/LMDatabase

Primary LanguagePythonOtherNOASSERTION

LMDatabase

A simple Python interface for LMDB databases.


Summary

  1. Getting Started
  2. Reading from a Database
  3. How Does It Work
  4. Specific Databases
  5. Creating a PyTorch Dataset
  6. Writing Databases
  7. Going Further

Getting Started

Install the following packages to your environment:

pip install lmdb Pillow

Reading from a Database

The Database class mimics Python's dict structure, with the exception that is read-only.

from database import Database

database = Database(path=f"/path/to/database")

# To iterate through the keys of the database.
for key in database:
    value = database[key]

# To retrieve one value. 
key = database.keys[69]
value = database[key]

# To retrieve a several values at once. (Similar to numpy.array mechanics). 
keys = database.keys[69:420]
values = database[keys]

How Does It Work

LMDB operates with binary data for both keys and values to maintain its extremely high performance and memory efficiency.

Look at the method _fetch():

  1. An lmdb.Transaction handle is instantiated.
  2. An lmdb.Cursor object is created.
  3. The key is encoded with key = fencode(key).
  4. The binary value is retrieved with value = cursor.get(key).
  5. The value is decoded with value = fdecode(value).

By default, Database uses pickle to encode keys and decode values.


Specific Databases

Several sub-classes exist already, ImageDatabase, LabelDatabase, ArrayDatabase, TensorDatabase.

Example:

from database import ImageDatabase

database = ImageDatabase(path=f"/path/to/image/database")

# To retrieve one image. 
key = database.keys[69]
value = database[key]  # <- This is a PIL.Image.

# To retrieve a several values at once. (Similar to numpy.array's mechanics). 
keys = database.keys[69:420]
values = database[keys]  # <- This is a list of PIL.Image.

Important!

If you have specific needs in terms of I/O, you only have to sub-class _fdecode(), its behaviour should mimic behaviour opening a regular file, excepted that this one is binary.

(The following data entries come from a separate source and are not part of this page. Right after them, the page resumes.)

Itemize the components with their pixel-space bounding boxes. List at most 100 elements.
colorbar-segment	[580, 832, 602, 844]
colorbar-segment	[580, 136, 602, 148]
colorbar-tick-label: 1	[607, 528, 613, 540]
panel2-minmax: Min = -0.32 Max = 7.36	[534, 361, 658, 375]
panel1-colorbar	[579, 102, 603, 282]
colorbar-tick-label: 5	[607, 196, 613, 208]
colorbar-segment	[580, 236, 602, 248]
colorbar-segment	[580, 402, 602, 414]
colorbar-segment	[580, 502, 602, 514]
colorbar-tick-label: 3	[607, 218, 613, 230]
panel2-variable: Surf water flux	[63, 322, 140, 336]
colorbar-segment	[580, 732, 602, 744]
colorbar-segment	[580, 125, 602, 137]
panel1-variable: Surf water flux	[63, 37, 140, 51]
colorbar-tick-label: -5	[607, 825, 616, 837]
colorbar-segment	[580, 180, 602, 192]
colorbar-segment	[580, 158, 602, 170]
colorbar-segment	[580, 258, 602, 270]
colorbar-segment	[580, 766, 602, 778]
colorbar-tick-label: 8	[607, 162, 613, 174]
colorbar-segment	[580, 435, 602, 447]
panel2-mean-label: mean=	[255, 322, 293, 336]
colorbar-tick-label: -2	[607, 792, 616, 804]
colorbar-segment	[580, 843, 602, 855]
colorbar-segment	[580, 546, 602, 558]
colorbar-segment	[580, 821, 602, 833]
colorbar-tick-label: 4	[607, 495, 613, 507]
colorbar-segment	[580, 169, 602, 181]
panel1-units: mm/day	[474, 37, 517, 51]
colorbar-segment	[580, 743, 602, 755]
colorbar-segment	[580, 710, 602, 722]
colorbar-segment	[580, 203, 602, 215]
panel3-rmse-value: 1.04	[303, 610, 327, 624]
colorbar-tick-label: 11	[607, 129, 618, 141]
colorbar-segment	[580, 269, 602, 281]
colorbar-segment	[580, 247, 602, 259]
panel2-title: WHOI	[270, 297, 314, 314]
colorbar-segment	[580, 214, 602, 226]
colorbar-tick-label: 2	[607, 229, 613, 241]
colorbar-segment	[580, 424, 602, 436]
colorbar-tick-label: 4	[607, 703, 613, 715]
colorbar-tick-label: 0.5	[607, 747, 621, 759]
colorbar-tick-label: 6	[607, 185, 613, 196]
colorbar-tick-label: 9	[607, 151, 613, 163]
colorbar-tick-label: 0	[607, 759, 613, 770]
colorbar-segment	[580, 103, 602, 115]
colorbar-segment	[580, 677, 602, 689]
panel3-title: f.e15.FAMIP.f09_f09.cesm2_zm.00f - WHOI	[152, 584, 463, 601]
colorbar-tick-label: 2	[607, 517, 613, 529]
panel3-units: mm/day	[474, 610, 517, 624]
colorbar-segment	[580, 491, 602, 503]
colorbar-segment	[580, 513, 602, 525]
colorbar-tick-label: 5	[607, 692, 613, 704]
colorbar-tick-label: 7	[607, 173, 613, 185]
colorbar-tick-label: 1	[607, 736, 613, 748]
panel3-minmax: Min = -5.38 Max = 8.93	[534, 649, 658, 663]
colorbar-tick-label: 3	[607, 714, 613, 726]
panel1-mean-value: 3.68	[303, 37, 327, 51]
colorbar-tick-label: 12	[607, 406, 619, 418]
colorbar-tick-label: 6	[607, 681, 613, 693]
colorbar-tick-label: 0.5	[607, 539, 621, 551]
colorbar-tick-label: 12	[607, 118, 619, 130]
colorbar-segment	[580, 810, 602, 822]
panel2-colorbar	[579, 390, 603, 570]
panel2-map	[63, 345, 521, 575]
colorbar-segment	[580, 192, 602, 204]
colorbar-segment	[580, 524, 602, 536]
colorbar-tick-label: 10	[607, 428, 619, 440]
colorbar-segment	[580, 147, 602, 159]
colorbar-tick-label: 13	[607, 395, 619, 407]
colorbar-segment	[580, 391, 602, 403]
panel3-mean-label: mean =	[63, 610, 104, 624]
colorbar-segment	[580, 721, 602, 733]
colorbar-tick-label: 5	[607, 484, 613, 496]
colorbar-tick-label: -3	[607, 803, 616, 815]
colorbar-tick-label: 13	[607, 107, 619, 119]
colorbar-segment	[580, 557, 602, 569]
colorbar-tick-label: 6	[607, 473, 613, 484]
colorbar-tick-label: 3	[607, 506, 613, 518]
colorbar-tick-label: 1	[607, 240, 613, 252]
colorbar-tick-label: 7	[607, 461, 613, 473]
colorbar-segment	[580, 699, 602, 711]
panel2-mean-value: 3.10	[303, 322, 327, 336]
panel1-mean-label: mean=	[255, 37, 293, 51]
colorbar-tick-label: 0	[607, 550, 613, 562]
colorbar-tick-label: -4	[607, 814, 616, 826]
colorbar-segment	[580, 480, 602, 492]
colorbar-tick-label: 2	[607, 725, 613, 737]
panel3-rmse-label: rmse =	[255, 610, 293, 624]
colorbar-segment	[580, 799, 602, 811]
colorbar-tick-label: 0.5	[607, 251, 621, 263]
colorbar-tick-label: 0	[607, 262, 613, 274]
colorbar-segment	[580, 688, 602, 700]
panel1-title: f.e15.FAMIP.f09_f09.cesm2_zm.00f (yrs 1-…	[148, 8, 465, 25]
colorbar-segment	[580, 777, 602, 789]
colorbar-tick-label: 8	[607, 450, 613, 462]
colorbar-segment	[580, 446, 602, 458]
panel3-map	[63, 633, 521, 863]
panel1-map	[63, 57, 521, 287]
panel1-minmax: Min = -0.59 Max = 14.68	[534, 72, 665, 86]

Creating a PyTorch Dataset

Integrating Databases with PyTorch looks like this.

from typing import Union
from torch.utils.data import Dataset
from pathlib import Path
from database import ImageDatabase, LabelDatabase


class MyDataset(Dataset):
    def __init__(self, path: Union[str, Path], transform=None):
        if not isinstance(path, Path):
            path = Path(path)
            
        images = path / f"Images.lmdb"
        labels = path / f"Labels.lmdb"
        
        self.images = ImageDatabase(path=images)
        self.labels = LabelDatabase(path=labels)
        self.keys = self._keys()
        self.transform = transform
    
    def _keys(self):
        # We assume that the keys are the same for the images and the labels.
        # Feel free to do something else if you fancy it.
        keys = sorted(set(self.images.keys).intersection(self.labels.keys))
        return keys
    
    def __len__(self):
        return len(self.keys)
    
    def __getitem__(self, item):
        key = self.keys[item]
        data = {
            "image": self.images[key],
            "label": self.labels[key]
        }
        if self.transform:
            data = self.transform(data)
        return data

Writing Databases

python write_image_database.py --src_images SRC_IMAGES
                               --extension EXTENSION 
                               --dst_database DST_DATABASE
python write_label_database.py --src_labels SRC_LABELS 
                               --dst_database DST_DATABASE

Going Further

  • Feel free to tailor the scripts for writing databases to suit your use-case/needs.
  • You are strongly encouraged to read the LMDB docs, they're straightforward and simple.
  • If you have questions, make sure to read the manual first.